After the fact, regulators became wiser and thought up Basel 3 which mandates  a minimum leverage ratio of 3% or a  maximum leverage of 33 times ! Given that even this 3% is rather low, one can imagine where banks were on this parameter before the cataclysm  ! And no less, even this rather modest number seems very ambitious if one reckons with the fact that even this has to be complied with only by March 2018 ! But significantly, this is a redeeming feature  because any quicker transition would be counterproductive for the real economy given the state in which it currently is .

To have a sense of what a quicker transition could mean for the real economy , it is instructive, intuitively appealing  and insightful to model changes in output/growth in the real economy  through an analogy of ICOR ( incremental capital to output ratio) by conceptualizing  IAOR (incremental assets to output ratio) ! Any quicker increase in regulatory capital will, as it already has, result in deleveraging or shrinking of,or no growth in,  bank balance sheets hurting output and jobs . Specifically, the IAOR for India is empirically estimated at 2.5 which means that for 1% decline in  bank assets, output will decline by 0.4 % ! This then is the  powerful and intuitively compelling way to model the impact of  an increase in the regulatory capital or lverage ratio  for banks on the real economy and explains the caution on the part of  regulators in  calibrating the phasing in of higher regulatory capital and leverage ratio.

The other way higher regulatory capital and leverage ratio will hurt growth/output/jobs is through Taylor Rule.
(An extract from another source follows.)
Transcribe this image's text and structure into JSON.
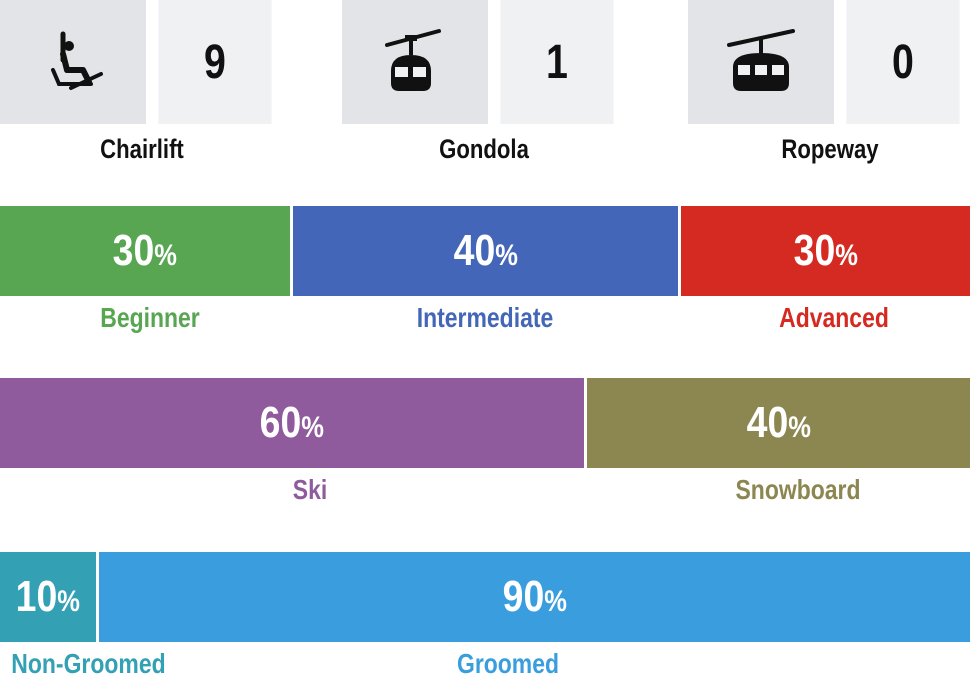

In this formulation, higher regulatory capital or leverage ratio  would mean involuntary monetary tightening as it were ! This would happen because all else being equal, which means NIM-RoA also remaining unchanged, RoA would need to rise for banks to be able to continue to deliver  market competitive equilibrium return on equity (RoE) to attract equity capital . With no further cost cutting and efficiency gains immediately possible, this, in turn, will, through corresponding increase in NIM, increase borrowing costs for the real economy  the effect of which would be the same as that of involuntary monetary tightening. It is precisely to mitigate this adverse impact on growth/output/jobs that calibrated  transition to higher regulatory capital/leverage ratio has been envisaged although 3% leverage ratio itself is rather low and needs to be higher at around 5 % to 7% ! Indeed, Indian banks are already here and therefore  already 2.5 times Basel 3 compliant ! Of course , the upside of longer transition would be that inspite of inreasing RoA, banks may even succeed over time  in reducing , or  even minimizing , NIM-RoA via endogenous business process re engineering and technology upgradation, resulting in reduced  borrowing costs for  the real economy !

Incidentally, but significantly, Indian banks being already 2.5 times Basel 3 compliant with leverage ratio of 7% plus will need to increase equity capital only to maintain their existing leverage ratio i.e to remain compliant with themselves and not at all to comply with Basel 3 as is widely,but erroneously, made out in many quarters ! This conclusion will very much be valid even if the denominator of the leverage ratio is inflated to include all off balance sheet liabilities which in the case of Indian banks are about 100% of the aggregate assets because this will only reduce the leverage ratio from 7%+ to 3.5%+ which is still higher than Basel 3 requirement of 3% !!